The 'misty bit' had caught the spider webs across the heather.

Spider Webs

A close up of the webs showed that each silken strand had caught tiny droplets of water.  As the sun rose and the temperature rose so all of the webs disappeared.

Spider webs

After early morning photography, it was back to the moth trap.  Due to the weather, it had not been out for a couple of weeks.  There were some lovely moths to identify.   It is thirsty, hungry work identifying moths.

Identifying the moths

Unfortunately the five Feathered Thorn moths caught did not co-operate and flew off immediately they were released!
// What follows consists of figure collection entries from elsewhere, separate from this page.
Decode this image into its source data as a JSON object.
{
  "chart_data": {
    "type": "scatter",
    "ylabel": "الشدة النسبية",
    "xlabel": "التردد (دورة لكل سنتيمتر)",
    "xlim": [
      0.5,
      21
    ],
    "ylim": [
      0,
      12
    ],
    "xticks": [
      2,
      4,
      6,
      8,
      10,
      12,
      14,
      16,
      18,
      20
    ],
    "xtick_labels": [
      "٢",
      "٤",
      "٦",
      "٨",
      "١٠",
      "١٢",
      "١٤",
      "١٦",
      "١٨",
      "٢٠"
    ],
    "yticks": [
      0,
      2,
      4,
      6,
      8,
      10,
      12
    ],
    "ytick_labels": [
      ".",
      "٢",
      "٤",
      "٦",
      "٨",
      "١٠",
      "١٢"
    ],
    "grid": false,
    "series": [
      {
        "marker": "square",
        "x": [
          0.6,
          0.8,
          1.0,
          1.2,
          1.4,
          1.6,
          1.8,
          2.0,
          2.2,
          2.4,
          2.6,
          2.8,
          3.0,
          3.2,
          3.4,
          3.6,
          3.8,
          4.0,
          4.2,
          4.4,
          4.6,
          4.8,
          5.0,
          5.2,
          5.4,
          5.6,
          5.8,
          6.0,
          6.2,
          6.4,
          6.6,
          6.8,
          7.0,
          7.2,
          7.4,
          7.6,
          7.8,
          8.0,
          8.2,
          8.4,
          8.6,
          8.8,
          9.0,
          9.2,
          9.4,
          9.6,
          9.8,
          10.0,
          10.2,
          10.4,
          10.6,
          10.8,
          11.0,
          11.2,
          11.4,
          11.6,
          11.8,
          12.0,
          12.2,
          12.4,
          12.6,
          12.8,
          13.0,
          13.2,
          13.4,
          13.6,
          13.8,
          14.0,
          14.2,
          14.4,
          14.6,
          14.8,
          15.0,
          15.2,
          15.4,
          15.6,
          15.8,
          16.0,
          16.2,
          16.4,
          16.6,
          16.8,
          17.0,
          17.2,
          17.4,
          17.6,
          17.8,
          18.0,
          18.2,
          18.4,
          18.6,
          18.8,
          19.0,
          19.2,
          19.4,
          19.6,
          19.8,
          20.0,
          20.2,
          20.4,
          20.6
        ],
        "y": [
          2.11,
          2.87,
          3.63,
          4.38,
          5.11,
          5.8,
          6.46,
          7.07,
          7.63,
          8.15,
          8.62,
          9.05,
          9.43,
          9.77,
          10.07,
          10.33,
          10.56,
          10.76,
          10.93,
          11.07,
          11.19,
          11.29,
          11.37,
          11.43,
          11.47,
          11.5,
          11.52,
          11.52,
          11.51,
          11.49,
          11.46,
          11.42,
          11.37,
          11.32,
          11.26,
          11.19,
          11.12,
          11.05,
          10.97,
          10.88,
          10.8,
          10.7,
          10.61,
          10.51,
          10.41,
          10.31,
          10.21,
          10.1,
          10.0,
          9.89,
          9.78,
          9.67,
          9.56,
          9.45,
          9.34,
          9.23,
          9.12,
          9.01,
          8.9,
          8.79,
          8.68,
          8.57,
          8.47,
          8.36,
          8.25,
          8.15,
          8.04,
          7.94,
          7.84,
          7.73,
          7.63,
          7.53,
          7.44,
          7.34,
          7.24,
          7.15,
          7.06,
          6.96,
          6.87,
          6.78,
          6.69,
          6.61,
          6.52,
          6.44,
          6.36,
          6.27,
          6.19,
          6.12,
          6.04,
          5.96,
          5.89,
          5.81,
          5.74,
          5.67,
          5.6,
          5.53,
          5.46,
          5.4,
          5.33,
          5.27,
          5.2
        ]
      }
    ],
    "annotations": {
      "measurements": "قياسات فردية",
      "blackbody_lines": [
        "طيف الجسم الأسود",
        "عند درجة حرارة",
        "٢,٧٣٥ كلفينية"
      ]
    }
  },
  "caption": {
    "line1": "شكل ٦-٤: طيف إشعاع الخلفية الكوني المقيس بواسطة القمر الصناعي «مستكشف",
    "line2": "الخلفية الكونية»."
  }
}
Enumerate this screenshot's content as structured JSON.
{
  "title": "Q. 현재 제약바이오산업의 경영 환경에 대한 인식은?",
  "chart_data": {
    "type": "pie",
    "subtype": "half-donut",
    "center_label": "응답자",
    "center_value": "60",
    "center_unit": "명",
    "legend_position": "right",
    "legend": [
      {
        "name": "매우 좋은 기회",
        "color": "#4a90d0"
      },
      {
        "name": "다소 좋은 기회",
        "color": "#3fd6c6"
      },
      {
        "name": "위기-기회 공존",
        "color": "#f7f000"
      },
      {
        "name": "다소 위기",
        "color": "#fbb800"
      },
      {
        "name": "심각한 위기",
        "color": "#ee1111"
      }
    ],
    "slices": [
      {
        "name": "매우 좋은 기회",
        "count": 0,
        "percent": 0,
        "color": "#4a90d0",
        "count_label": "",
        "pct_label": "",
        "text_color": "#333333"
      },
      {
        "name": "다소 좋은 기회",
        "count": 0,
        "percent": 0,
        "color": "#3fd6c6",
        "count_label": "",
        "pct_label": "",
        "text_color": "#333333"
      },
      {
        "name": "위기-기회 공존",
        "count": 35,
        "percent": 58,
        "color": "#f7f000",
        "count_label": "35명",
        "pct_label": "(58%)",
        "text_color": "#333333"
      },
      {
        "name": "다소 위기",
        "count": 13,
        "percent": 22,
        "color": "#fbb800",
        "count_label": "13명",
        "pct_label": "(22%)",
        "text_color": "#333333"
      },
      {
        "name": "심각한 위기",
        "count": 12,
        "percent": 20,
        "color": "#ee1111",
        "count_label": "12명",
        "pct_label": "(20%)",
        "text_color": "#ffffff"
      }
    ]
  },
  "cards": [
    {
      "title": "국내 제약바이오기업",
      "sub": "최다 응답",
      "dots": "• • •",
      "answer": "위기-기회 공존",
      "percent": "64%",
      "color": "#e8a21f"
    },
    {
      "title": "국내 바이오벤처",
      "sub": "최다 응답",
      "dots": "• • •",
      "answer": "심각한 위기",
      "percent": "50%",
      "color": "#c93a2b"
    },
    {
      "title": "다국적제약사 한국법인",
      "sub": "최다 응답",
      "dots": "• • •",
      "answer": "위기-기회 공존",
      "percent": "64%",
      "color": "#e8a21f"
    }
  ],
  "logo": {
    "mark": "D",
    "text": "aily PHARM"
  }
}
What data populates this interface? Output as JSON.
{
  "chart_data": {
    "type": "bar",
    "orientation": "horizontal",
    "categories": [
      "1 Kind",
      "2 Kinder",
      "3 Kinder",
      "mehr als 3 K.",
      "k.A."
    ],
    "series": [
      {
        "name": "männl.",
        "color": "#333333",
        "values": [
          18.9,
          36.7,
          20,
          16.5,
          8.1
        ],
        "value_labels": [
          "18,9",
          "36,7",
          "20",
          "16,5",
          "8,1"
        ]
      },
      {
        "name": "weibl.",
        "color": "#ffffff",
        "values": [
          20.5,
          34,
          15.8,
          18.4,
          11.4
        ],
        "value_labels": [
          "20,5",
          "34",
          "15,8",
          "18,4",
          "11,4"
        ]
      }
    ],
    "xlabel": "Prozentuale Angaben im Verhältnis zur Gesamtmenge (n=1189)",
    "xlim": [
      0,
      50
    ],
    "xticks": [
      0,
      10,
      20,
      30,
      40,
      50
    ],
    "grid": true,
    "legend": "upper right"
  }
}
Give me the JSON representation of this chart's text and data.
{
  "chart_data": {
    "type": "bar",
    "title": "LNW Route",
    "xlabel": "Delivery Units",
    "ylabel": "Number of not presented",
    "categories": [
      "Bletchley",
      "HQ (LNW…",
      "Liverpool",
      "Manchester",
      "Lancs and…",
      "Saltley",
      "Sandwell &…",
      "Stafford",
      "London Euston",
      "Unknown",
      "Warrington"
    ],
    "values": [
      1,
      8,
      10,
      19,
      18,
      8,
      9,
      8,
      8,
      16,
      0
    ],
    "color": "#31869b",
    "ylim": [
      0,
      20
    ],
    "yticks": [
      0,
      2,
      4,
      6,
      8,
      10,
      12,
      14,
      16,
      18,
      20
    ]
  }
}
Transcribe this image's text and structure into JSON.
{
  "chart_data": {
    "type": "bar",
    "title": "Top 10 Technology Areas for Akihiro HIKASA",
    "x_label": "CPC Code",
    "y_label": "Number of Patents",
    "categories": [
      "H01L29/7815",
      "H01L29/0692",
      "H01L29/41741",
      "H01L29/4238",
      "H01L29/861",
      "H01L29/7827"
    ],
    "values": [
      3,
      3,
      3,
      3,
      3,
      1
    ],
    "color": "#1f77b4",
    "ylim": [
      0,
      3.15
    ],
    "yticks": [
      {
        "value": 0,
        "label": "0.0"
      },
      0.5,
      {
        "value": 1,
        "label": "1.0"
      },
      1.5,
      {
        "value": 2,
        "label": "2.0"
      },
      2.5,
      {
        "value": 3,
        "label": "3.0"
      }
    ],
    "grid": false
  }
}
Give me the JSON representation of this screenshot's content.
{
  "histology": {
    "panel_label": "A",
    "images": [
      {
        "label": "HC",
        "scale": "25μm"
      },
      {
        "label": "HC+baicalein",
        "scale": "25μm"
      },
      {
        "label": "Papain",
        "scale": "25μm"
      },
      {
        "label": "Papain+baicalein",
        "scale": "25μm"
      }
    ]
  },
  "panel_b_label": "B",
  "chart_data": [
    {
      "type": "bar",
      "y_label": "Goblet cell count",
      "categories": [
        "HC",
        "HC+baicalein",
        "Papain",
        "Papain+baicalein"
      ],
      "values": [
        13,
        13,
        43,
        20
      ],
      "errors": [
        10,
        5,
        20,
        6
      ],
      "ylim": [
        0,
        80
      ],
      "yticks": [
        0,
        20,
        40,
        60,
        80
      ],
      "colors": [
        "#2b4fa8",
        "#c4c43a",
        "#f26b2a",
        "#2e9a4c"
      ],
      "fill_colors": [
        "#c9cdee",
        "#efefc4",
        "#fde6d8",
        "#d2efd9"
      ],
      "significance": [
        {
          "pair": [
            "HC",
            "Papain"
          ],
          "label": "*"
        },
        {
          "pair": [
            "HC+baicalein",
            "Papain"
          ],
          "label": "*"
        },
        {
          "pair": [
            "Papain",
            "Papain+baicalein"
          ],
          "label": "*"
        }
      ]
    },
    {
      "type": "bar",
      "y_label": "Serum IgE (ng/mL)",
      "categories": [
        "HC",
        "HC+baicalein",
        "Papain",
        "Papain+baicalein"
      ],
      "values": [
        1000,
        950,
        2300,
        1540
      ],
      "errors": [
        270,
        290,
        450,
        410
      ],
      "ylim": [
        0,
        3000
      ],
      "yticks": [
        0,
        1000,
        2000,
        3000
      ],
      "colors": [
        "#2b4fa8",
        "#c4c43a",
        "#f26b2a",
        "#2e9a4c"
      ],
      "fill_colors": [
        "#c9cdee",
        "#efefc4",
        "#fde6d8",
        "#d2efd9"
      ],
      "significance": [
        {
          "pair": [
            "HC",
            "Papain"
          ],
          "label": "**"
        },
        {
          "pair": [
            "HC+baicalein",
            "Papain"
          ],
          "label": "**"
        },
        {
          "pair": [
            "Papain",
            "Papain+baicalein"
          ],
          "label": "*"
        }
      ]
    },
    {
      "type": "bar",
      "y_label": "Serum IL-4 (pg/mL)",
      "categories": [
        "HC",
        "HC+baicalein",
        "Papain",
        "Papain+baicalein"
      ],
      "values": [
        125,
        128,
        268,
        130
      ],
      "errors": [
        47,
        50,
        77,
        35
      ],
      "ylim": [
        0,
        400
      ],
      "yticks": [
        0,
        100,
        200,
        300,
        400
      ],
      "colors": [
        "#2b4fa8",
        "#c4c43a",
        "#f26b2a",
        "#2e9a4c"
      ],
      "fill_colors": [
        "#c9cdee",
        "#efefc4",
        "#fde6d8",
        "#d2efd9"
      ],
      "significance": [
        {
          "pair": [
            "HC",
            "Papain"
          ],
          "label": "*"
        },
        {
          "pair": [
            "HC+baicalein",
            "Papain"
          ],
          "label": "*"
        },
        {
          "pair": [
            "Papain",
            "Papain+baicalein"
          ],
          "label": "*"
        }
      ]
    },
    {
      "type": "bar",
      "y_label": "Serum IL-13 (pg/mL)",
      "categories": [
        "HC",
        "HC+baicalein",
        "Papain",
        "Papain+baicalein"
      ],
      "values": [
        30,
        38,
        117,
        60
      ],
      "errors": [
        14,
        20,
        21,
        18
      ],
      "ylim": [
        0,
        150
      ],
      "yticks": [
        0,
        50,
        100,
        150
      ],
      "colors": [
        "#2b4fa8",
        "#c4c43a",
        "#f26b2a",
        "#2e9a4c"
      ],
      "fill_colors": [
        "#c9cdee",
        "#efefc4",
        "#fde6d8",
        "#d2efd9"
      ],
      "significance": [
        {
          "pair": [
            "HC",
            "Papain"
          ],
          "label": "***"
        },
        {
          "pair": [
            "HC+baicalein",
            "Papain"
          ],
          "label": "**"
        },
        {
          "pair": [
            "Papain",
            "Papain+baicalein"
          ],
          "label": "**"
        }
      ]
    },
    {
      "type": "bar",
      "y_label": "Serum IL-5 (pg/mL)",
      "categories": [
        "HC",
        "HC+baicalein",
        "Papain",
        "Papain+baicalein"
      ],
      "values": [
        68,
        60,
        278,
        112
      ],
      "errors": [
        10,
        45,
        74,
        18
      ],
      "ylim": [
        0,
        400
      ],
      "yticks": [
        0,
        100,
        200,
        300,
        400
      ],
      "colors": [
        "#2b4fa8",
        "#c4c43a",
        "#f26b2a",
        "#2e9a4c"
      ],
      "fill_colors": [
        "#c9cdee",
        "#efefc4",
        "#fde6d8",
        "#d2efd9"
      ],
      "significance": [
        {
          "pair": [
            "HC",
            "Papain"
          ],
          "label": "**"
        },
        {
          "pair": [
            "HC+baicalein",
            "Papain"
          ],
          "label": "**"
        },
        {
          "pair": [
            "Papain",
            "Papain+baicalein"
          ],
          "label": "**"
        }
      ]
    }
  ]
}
A moth that we gave many names to before its final ID was agreed, was Green-brindled Crescent.  You can just see a hint of green on its wings.

Green-brindled Crescent

Another individual caught was much darker, although it had the same markings.  On closer inspection we noticed the green colour in just two areas across the wings.  We rather liked it striped 'stockings'!

Green-brindled Crescent

 Some moths are very easy to ID and also easy to remember.  The Red-line Quaker, as its name suggests has a red line on it.

Red-line Quaker

Yellow-line Quaker has a yellow line.  We normally trap more Red-lines than Yellow-lines.

Yellow-line Quaker

Many moths do not feed, but both of these moths do, feeding from Ivy flowers and overripe berries.  The larva of the Red-line feeds on the catkins and leaves of Willow, whilst the Yellow-line has a much more varied diet including Oak, Poplars, Beech, Hawthorn and possibly Heather, in the north.

Thank you to everyone who helped with a variety of tasks on Wednesday.